Microsoft restringe uso de IA interna após funcionário gastar US$ 28 mil em 28 dias

Empresa implementa monitoramento mais rigoroso após descoberta de gastos excessivos com tokens de IA, combatendo a prática de ‘tokenmaxxing’.

A Microsoft intensificou a fiscalização do uso de inteligência artificial por seus colaboradores após relatos de que um funcionário da área de Soluções para Clientes e Parceiros gastou US$ 28.000 em tokens de IA em um período de apenas 28 dias. O incidente destacou o problema crescente de gastos excessivos com computação de IA dentro da corporação.

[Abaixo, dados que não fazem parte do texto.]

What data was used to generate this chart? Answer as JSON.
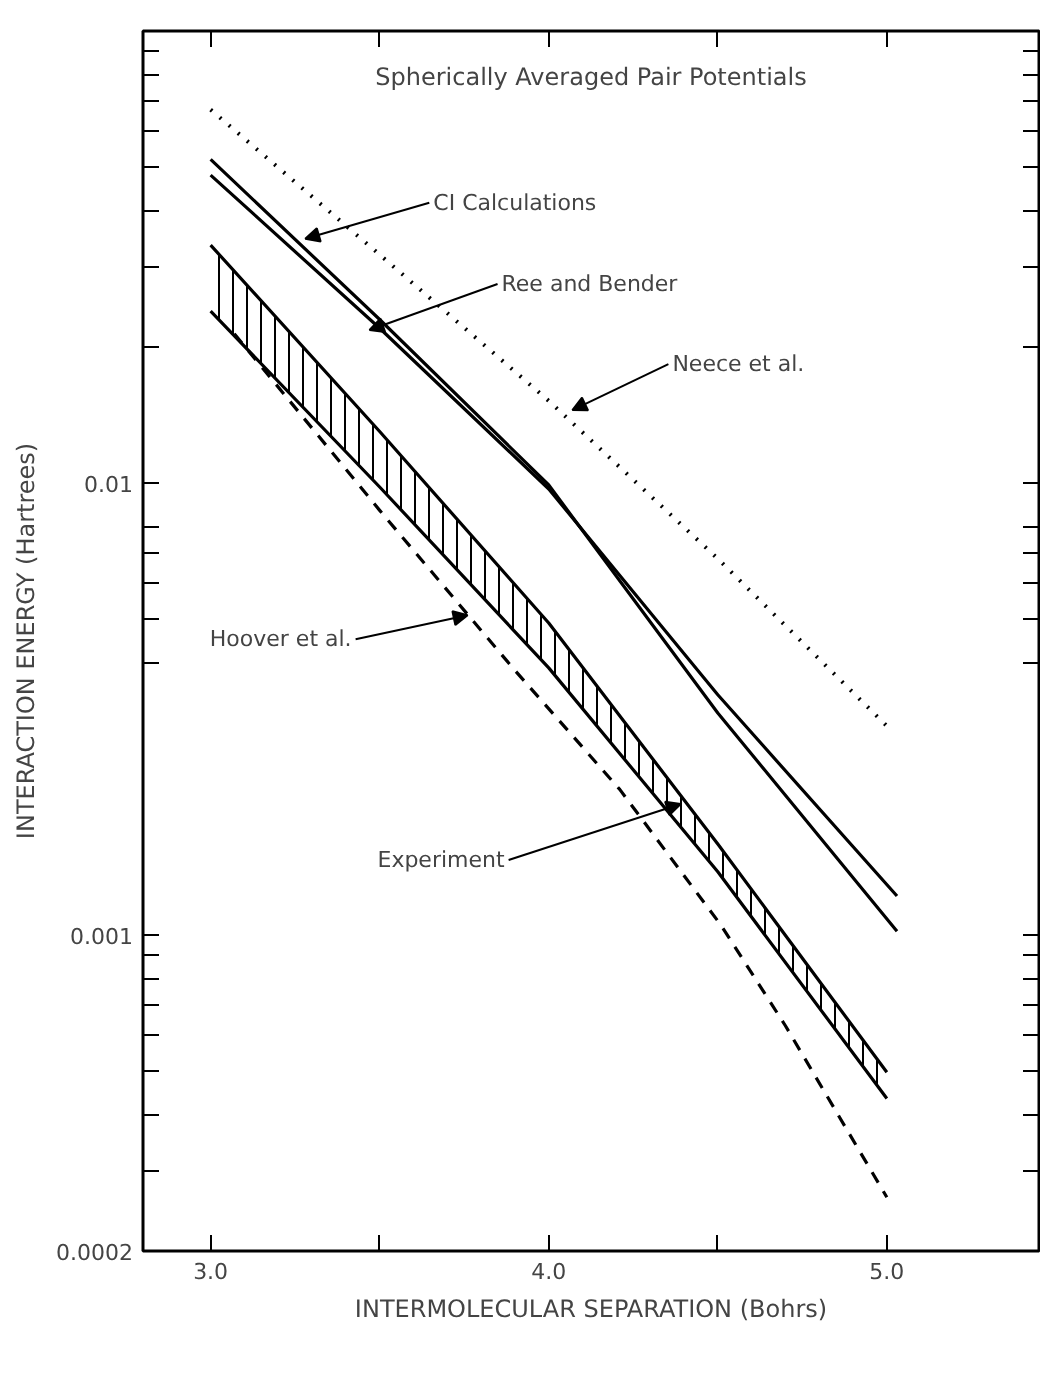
{
  "chart_data": {
    "type": "line",
    "title": "Spherically Averaged Pair Potentials",
    "xlabel": "INTERMOLECULAR SEPARATION (Bohrs)",
    "ylabel": "INTERACTION ENERGY (Hartrees)",
    "log": "y",
    "grid": false,
    "xlim": [
      2.8,
      5.45
    ],
    "ylim": [
      0.0002,
      0.1
    ],
    "xticks": [
      {
        "value": 3,
        "label": "3.0"
      },
      {
        "value": 3.5,
        "label": null
      },
      {
        "value": 4,
        "label": "4.0"
      },
      {
        "value": 4.5,
        "label": null
      },
      {
        "value": 5,
        "label": "5.0"
      }
    ],
    "yticks": [
      0.0002,
      {
        "value": 0.0003,
        "label": null
      },
      {
        "value": 0.0004,
        "label": null
      },
      {
        "value": 0.0005,
        "label": null
      },
      {
        "value": 0.0006,
        "label": null
      },
      {
        "value": 0.0007,
        "label": null
      },
      {
        "value": 0.0008,
        "label": null
      },
      {
        "value": 0.0009,
        "label": null
      },
      0.001,
      {
        "value": 0.004,
        "label": null
      },
      {
        "value": 0.005,
        "label": null
      },
      {
        "value": 0.006,
        "label": null
      },
      {
        "value": 0.007,
        "label": null
      },
      {
        "value": 0.008,
        "label": null
      },
      0.01,
      {
        "value": 0.02,
        "label": null
      },
      {
        "value": 0.03,
        "label": null
      },
      {
        "value": 0.04,
        "label": null
      },
      {
        "value": 0.05,
        "label": null
      },
      {
        "value": 0.06,
        "label": null
      },
      {
        "value": 0.07,
        "label": null
      },
      {
        "value": 0.08,
        "label": null
      },
      {
        "value": 0.09,
        "label": null
      }
    ],
    "series": [
      {
        "color": "#000000",
        "line_style": "dotted",
        "x": [
          3.0,
          3.5,
          4.0,
          4.5,
          5.0
        ],
        "values": [
          0.067,
          0.032,
          0.0152,
          0.0068,
          0.0029
        ]
      },
      {
        "color": "#000000",
        "line_style": "solid",
        "x": [
          3.0,
          3.5,
          4.0,
          4.5,
          5.03
        ],
        "values": [
          0.052,
          0.023,
          0.0099,
          0.0031,
          0.00102
        ]
      },
      {
        "color": "#000000",
        "line_style": "solid",
        "x": [
          3.0,
          3.5,
          4.0,
          4.5,
          5.03
        ],
        "values": [
          0.048,
          0.022,
          0.0097,
          0.0034,
          0.00122
        ]
      },
      {
        "color": "#000000",
        "line_style": "solid",
        "x": [
          3.0,
          3.5,
          4.0,
          4.5,
          5.0
        ],
        "values": [
          0.0336,
          0.013,
          0.0049,
          0.00159,
          0.000497
        ],
        "lower": [
          0.024,
          0.0098,
          0.0039,
          0.00138,
          0.000435
        ],
        "upper": [
          0.0336,
          0.013,
          0.0049,
          0.00159,
          0.000497
        ]
      },
      {
        "color": "#000000",
        "line_style": "solid",
        "x": [
          3.0,
          3.5,
          4.0,
          4.5,
          5.0
        ],
        "values": [
          0.024,
          0.0098,
          0.0039,
          0.00138,
          0.000435
        ]
      },
      {
        "color": "#000000",
        "line_style": "dashed",
        "x": [
          3.07,
          3.5,
          3.9,
          4.21,
          4.51,
          4.7,
          5.0
        ],
        "values": [
          0.0214,
          0.0087,
          0.00385,
          0.0021,
          0.00105,
          0.00063,
          0.000263
        ]
      }
    ],
    "annotations": [
      {
        "text": "CI Calculations",
        "x": 3.28,
        "y": 0.0347
      },
      {
        "text": "Ree and Bender",
        "x": 3.47,
        "y": 0.0218
      },
      {
        "text": "Neece et al.",
        "x": 4.07,
        "y": 0.0145
      },
      {
        "text": "Hoover et al.",
        "x": 3.76,
        "y": 0.0051
      },
      {
        "text": "Experiment",
        "x": 4.39,
        "y": 0.00195
      }
    ]
  }
}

Os dados foram revelados por meio de planilhas internas compartilhadas voluntariamente entre os funcionários, que agora incluem uma coluna dedicada ao acompanhamento do consumo mensal de IA em dólares. Embora a mediana de gasto tenha ficado em torno de US$ 300 por mês, a variação entre departamentos é significativa, com equipes como CoreAI registrando médias de US$ 975.

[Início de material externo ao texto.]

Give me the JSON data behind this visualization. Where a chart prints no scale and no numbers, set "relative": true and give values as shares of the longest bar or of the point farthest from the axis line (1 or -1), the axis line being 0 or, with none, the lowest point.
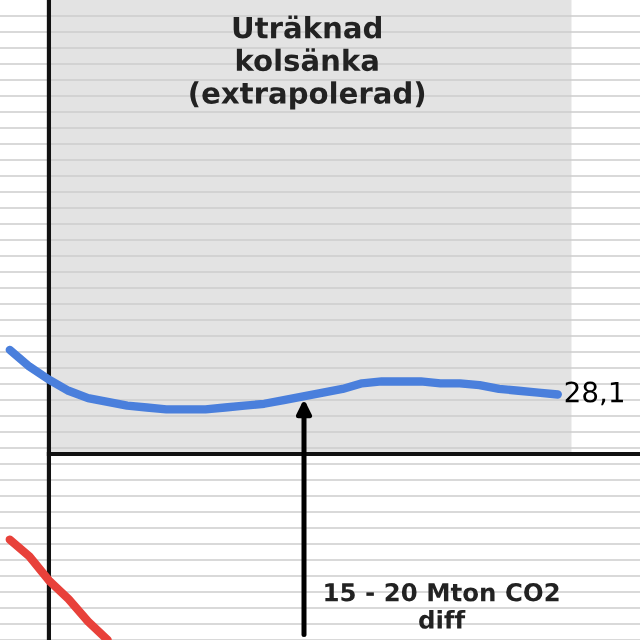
{
  "chart_data": {
    "type": "line",
    "relative": true,
    "categories": [
      null,
      null,
      null,
      null,
      null,
      null,
      null,
      null,
      null,
      null,
      null,
      null,
      null,
      null,
      null,
      null,
      null,
      null,
      null,
      null,
      null,
      null,
      null,
      null,
      null,
      null,
      null,
      null,
      null
    ],
    "series": [
      {
        "color": "#4a7fdc",
        "values": [
          0.56,
          0.47,
          0.4,
          0.34,
          0.3,
          0.28,
          0.26,
          0.25,
          0.24,
          0.24,
          0.24,
          0.25,
          0.26,
          0.27,
          0.29,
          0.31,
          0.33,
          0.35,
          0.38,
          0.39,
          0.39,
          0.39,
          0.38,
          0.38,
          0.37,
          0.35,
          0.34,
          0.33,
          0.32
        ]
      },
      {
        "color": "#e8413a",
        "values": [
          -0.46,
          -0.55,
          -0.68,
          -0.78,
          -0.9,
          -1.0,
          null,
          null,
          null,
          null,
          null,
          null,
          null,
          null,
          null,
          null,
          null,
          null,
          null,
          null,
          null,
          null,
          null,
          null,
          null,
          null,
          null,
          null,
          null
        ]
      }
    ],
    "annotations": [
      "Uträknad kolsänka (extrapolerad)",
      "15 - 20 Mton CO2 diff",
      "28,1"
    ],
    "grid": "y",
    "legend": false,
    "marker": "none",
    "line_style": "solid"
  }
}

O fenômeno do ‘Tokenmaxxing’

O caso reflete uma tendência observada em toda a indústria de tecnologia, conhecida como ‘tokenmaxxing’, na qual funcionários utilizam deliberadamente grandes volumes de tokens para aumentar sua visibilidade nos dashboards de desempenho da empresa. Executivos da Microsoft, como o EVP Jay Parikh, já emitiram memorandos internos deixando claro que a otimização do consumo de tokens não é o objetivo, focando-se sim nos resultados que beneficiam os clientes e o negócio.

A medida de monitoramento mais rigoroso visa coibir esses usos desnecessários e garantir que a tecnologia seja empregada de forma estratégica e econômica, alinhada aos objetivos corporativos.